For many people in Africa and the African Diaspora, religion is an important factor in how they understand HIV/AIDS, and therefore also in how they propose to deal with it.
At the same time, many organizations concerned with public health and sexual and reproductive rights have a strongly secular outlook. Potentially, these two ways of understanding HIV/AIDS conflict with each other. Yet in practice, religious organizations and public health workers have found ways to bridge these perspectives. For example, in an earlier post we highlighted the role of Gideon Byamugisha in creating a network of religious leaders living with HIV, who were instrumental in creating an approach in which religious and public health perspectives are combined.
Broadly, this is the topic of a research project in the making initiated by Kim Knibbe, Brenda Bartelink and Marten van der Meulen in cooperation with Mara Foundation. On February 14th, a group of people came together to discuss a research proposal on the subject of religious and secular understandings of HIV/AIDS.
Although HIV/AIDS has become a disease one can ‘live with’, it still affects many people. The group consisted of people working for NGO’s, public health officials and religious leaders of African dominated churches in the Netherlands. During the workshop we asked the feedback of the participants on the focus of the research, and how it could be made relevant to their work.
The discussion that emerged out of this was quite lively, and provided valuable insights. Again, the role of stories proved to be important, although on a different level. How do you reach people who do not read well or often? Who do not use the internet to find information and knowledge? Stories, told by pastors in church, told by friends, by volunteers, on the radio or on tv, are the main vehicle by which understandings of HIV/AIDS and the ways to deal with it are communicated.
This means a lot for our research: on the one hand, it means that we need to pay attention to these kinds of stories. But it also means that we need to create stories, in cooperation with our societal partner. This is a challenge we still have to think about – academics do not usually like to cast themselves in the role of story tellers, at least not willingly. After all, we supposed to be beyond any ‘grand narratives’…
Initially, we thought that it might be good to create a network with the organizations and religious leaders working with HIV positive people to share knowledge and experience regarding the roles of religion and secularity. However, after their feedback we realized that this might be useful for them to exchange experiences, practices and knowledge, but after a few meetings this would peter out.

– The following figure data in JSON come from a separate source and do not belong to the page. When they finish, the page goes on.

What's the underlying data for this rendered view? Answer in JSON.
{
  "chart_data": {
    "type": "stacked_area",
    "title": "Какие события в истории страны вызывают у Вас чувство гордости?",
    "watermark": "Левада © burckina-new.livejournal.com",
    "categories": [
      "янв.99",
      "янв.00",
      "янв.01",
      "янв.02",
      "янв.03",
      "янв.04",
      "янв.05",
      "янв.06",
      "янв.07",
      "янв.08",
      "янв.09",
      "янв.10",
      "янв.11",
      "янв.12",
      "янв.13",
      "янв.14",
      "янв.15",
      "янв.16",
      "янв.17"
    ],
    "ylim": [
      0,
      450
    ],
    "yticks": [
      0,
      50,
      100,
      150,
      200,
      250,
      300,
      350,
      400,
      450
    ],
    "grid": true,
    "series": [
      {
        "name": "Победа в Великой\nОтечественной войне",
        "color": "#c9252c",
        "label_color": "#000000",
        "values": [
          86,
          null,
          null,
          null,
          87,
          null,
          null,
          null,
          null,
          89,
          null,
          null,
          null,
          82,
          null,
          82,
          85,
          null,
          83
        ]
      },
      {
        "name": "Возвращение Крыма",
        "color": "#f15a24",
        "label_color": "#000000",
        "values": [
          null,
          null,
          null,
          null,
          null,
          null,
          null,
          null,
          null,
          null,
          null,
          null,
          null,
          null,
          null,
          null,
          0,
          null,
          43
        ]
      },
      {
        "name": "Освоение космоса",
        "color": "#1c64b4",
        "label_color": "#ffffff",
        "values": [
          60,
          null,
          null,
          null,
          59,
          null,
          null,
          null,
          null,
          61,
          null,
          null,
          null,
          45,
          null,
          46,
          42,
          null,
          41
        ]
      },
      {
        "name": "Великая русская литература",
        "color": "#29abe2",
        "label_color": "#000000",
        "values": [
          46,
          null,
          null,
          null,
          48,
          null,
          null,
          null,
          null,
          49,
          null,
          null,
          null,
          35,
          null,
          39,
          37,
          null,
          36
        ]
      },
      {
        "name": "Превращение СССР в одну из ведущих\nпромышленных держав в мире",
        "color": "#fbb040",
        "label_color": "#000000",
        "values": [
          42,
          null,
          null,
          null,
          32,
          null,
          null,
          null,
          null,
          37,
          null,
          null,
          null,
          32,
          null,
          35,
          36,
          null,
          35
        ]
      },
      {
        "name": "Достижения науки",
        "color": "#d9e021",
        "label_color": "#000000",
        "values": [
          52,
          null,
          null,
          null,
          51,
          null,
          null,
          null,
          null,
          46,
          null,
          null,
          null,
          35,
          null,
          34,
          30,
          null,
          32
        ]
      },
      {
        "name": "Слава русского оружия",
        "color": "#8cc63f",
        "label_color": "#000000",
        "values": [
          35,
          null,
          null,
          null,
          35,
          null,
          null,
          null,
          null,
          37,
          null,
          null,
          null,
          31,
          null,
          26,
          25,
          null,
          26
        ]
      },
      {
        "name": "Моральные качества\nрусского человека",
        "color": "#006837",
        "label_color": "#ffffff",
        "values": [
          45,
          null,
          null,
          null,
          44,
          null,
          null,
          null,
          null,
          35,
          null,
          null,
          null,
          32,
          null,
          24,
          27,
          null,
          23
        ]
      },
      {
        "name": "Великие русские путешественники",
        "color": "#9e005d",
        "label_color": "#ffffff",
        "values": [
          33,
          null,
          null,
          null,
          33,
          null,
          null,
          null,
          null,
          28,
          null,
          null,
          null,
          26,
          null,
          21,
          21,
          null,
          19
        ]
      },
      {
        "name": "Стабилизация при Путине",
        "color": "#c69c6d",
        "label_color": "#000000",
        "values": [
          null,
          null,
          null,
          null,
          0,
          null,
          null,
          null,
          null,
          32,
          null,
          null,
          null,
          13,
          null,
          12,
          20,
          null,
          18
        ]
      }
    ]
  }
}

Rather, they suggested, we should make sure that the findings of the research became known in the existing networks and meetings on HIV/AIDS and sexual health. In these circles, the role of religion is often overlooked. Nor is there much room on the question how the secularist assumptions of many of the organization working with HIV/AIDS might (negatively) influence the ways these organizations are able to connect to people living with HIV and their religious leaders in the African Diaspora.
At the moment, we are busy finalizing the proposal and integrating the results of the workshop. Of course, we hope to secure the funding and have many more stories to tell on this subject in future.